Francisco García Pavón nos dice del poeta:

En este impresionante retrato de Alfonso, está el poeta más grande del siglo XX. Ahí está, como un poema de sí mismo, tierno, humilde, cordial, silencioso, ausente de casi todo, con la rigurosa seguridad de lo que es la vida, de lo que es su obra, de lo que será su muerte y su mortaja.”





Una fotografía me llama la atención, ¿es Balzac? No es Ortega imitando una famosa fotografía de Balzac. D. José Ortega y Gasset, la mente más preclara de la filosofía española del siglo XX, un joven apuesto, con una camisa blanca, radiante y luminosa, un abrillante camisa que bien podía ser la camisa blanca de mi esperanza que después cantara Ana Belén.

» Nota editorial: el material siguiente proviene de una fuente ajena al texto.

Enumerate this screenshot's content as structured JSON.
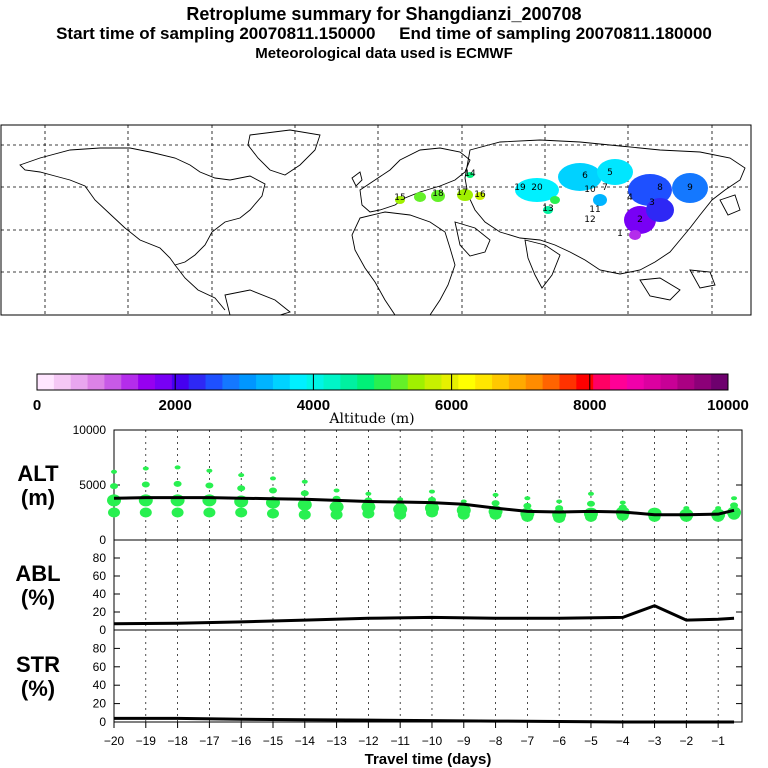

El gran periodista Josep Pla diría de Ortega:

“Es un hombre bajito, riguroso, uno de esos hombres que parece que tienen que llevar unos tacones una pizca más altos que los corrientes. La frente es amplia y vasta, prominente, ojos matizados, de una movilidad sorprendente.”



Me despido contemplando los paseos otoñales de Baroja y Azorín en la melancolía de la tarde madrileña.









Una exposición imprescindible.

No lo olviden en C/Ollerías de Málaga hasta el 20 de noviembre.